20 Useful Tips to Stay Motivated for Weight Loss
The math of weight loss is pretty simple: Burn more calories than you consume, and you’ll lose weight. Every time you create a deficit of 3,500 calories, that’s one pound lost. So easy, isn’t it?
Of course, just about everyone who’s tried to lose weight knows it’s not quite so simple. Weight loss isn’t only a matter of numbers. There’s a psychological component to it, too. We struggle with the urge to eat more than we should, to eat when we don’t need to, and to eat things we know we shouldn’t eat. We struggle to maintain our strength, our will power, our resolve. We struggle to stay motivated for weight loss.
And that’s what makes it so difficult for so many people. That ability to stay motivated for weight loss makes all the difference when it comes to being successful—and to keeping the weight off once it’s gone. Because staying at a healthy weight isn’t about dieting, it requires adopting permanent healthy lifestyle changes.
So, the key to achieving and maintaining a healthy weight isn’t just educating yourself about fitness and nutrition—it’s also about teaching yourself to keep up your drive for success. Below are some of the most effective ways to stay motivated for weight loss.
How to Stay Motivated for Weight Loss
- Take stock of the important reasons you want to lose weight, whether it’s so you can play more actively with your kids, because type 2 diabetes runs in your family, because you don’t want to depend on blood pressure medications for the rest of your life, or whatever the case may be.
- Write your reasons down and keep them where you’ll see them every day.
- Skip the fad diets! They aren’t healthy, they don’t work, and they leave you feeling lousy about the whole weight loss process.
- Set small, short-term, realistic weight loss goals so you can continuously feel like you’re making progress. Remember: 1 to 2 pounds of weight loss per week is a safe, reasonable, practical amount; more drastic weight loss is generally unhealthy and unrealistic.
- Set quantifiable process goals in addition to result goals. For a few examples: Make it a goal to replace one cup of soda with a glass of water, to eliminate one unhealthy snack per day, to eat four daily servings of vegetables for a week, to walk for 15 minutes on your lunch break, etc.
- Make minor, gradual changes to your diet, rather than trying to completely upend what you’re used to all at once.
- Celebrate when you achieve a goal. And no, that doesn’t mean go have an ice cream sundae. Find rewards that aren’t food-related.
- Allow yourself an occasional treat. A reasonable serving of a favorite food helps prevent feeling too deprived, and it reminds you that a healthy lifestyle doesn’t mean never enjoying certain things ever again.
- Let a few supportive friends or family members know about your goals. Tell them when you reach goals—and when you don’t. They’ll help keep you accountable and offer much-needed encouragement.
- Make easy lower-calorie substitutions to reduce calorie consumption without feeling deprived.
- Don’t buy junk food. It’s much easier to stay strong when the temptations aren’t right in front of you all the time.
- Have a planned physical activity for when you want to eat out of stress or emotional triggers, such as walking around the block, and do that instead.

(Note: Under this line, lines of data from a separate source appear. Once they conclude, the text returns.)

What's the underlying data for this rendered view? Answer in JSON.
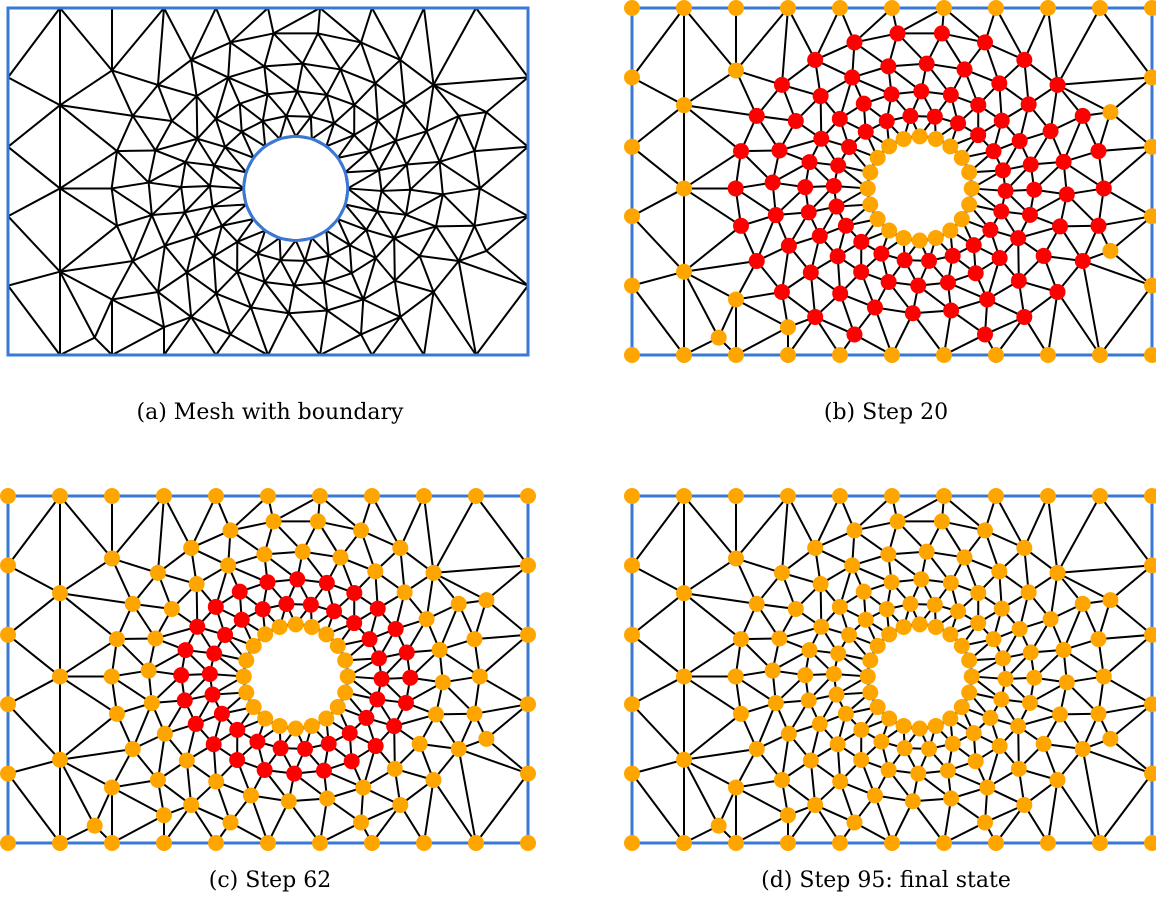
{
  "figure": {
    "panels": [
      {
        "id": "a",
        "caption": "(a) Mesh with boundary",
        "mode": "mesh",
        "step": null
      },
      {
        "id": "b",
        "caption": "(b) Step 20",
        "mode": "step",
        "step": 20
      },
      {
        "id": "c",
        "caption": "(c) Step 62",
        "mode": "step",
        "step": 62
      },
      {
        "id": "d",
        "caption": "(d) Step 95: final state",
        "mode": "final",
        "step": 95
      }
    ],
    "colors": {
      "boundary": "#3a78d6",
      "edge": "#000000",
      "processed_node": "#ffa500",
      "active_node": "#ff0000"
    }
  }
}
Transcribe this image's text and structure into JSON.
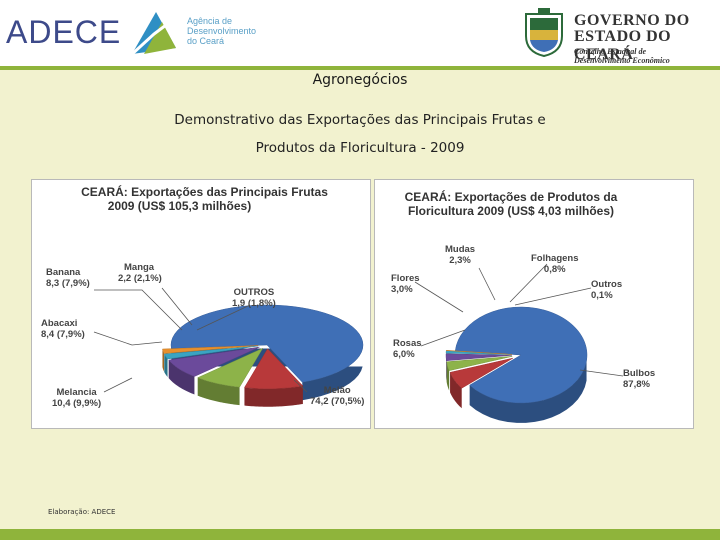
{
  "header": {
    "logo_text": "ADECE",
    "logo_sub": [
      "Agência de",
      "Desenvolvimento",
      "do Ceará"
    ],
    "gov_line1": "GOVERNO DO",
    "gov_line2": "ESTADO DO CEARÁ",
    "gov_line3": "Conselho Estadual de",
    "gov_line4": "Desenvolvimento Econômico"
  },
  "section_title": "Agronegócios",
  "subtitle_line1": "Demonstrativo das Exportações das Principais Frutas e",
  "subtitle_line2": "Produtos da Floricultura - 2009",
  "chart_data": [
    {
      "type": "pie",
      "title_line1": "CEARÁ: Exportações  das Principais  Frutas",
      "title_line2": "2009  (US$ 105,3 milhões)",
      "slices": [
        {
          "name": "Melão",
          "value": 74.2,
          "label": "74,2 (70,5%)",
          "color": "#3f6fb6"
        },
        {
          "name": "Melancia",
          "value": 10.4,
          "label": "10,4 (9,9%)",
          "color": "#b8393a"
        },
        {
          "name": "Abacaxi",
          "value": 8.4,
          "label": "8,4 (7,9%)",
          "color": "#8db349"
        },
        {
          "name": "Banana",
          "value": 8.3,
          "label": "8,3 (7,9%)",
          "color": "#6b4a9b"
        },
        {
          "name": "Manga",
          "value": 2.2,
          "label": "2,2 (2,1%)",
          "color": "#3aa4c2"
        },
        {
          "name": "OUTROS",
          "value": 1.9,
          "label": "1,9 (1,8%)",
          "color": "#e8902d"
        }
      ]
    },
    {
      "type": "pie",
      "title_line1": "CEARÁ: Exportações de Produtos da",
      "title_line2": "Floricultura 2009   (US$ 4,03  milhões)",
      "slices": [
        {
          "name": "Bulbos",
          "value": 87.8,
          "label": "87,8%",
          "color": "#3f6fb6"
        },
        {
          "name": "Rosas",
          "value": 6.0,
          "label": "6,0%",
          "color": "#b8393a"
        },
        {
          "name": "Flores",
          "value": 3.0,
          "label": "3,0%",
          "color": "#8db349"
        },
        {
          "name": "Mudas",
          "value": 2.3,
          "label": "2,3%",
          "color": "#6b4a9b"
        },
        {
          "name": "Folhagens",
          "value": 0.8,
          "label": "0,8%",
          "color": "#3aa4c2"
        },
        {
          "name": "Outros",
          "value": 0.1,
          "label": "0,1%",
          "color": "#e8902d"
        }
      ]
    }
  ],
  "footer_note": "Elaboração: ADECE"
}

- Develop a fitness routine, rather than just fitting in exercise here and there.
- Find types of exercise that you enjoy so that improving your fitness doesn’t feel like a chore.
- And find yourself a workout partner!
- Get professional help. This can take many forms, like a psychologist, dietitian, nutritionist, personal trainer—go with whoever seems to offer assistance in the area you need it most.

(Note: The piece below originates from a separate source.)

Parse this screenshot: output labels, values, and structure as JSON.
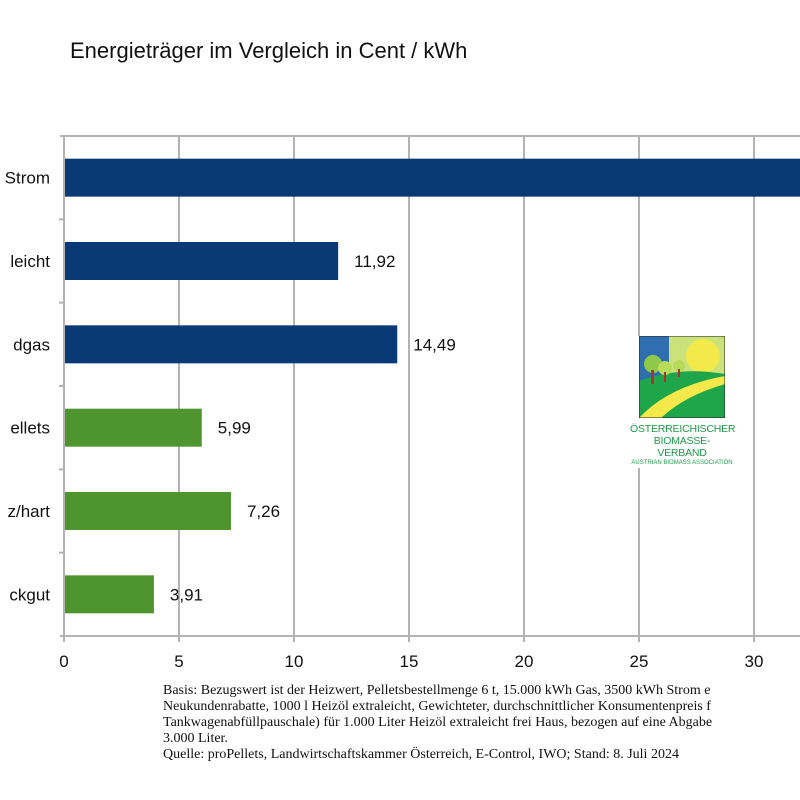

- Or get a dog. Pets boost your mood and help you cope with stress, but walking and playing with a dog is also a great way to sneak in more physical activity.
- Be aware of the most common excuses for overeating and be prepared to face them and banish them from your mind!
- Don’t beat yourself up when you fall short of goals or eat something you shouldn’t. This isn’t about pursuit of perfection, it’s about taking small but consistent steps toward creating a healthier you.
- Think and talk positively about your weight loss efforts!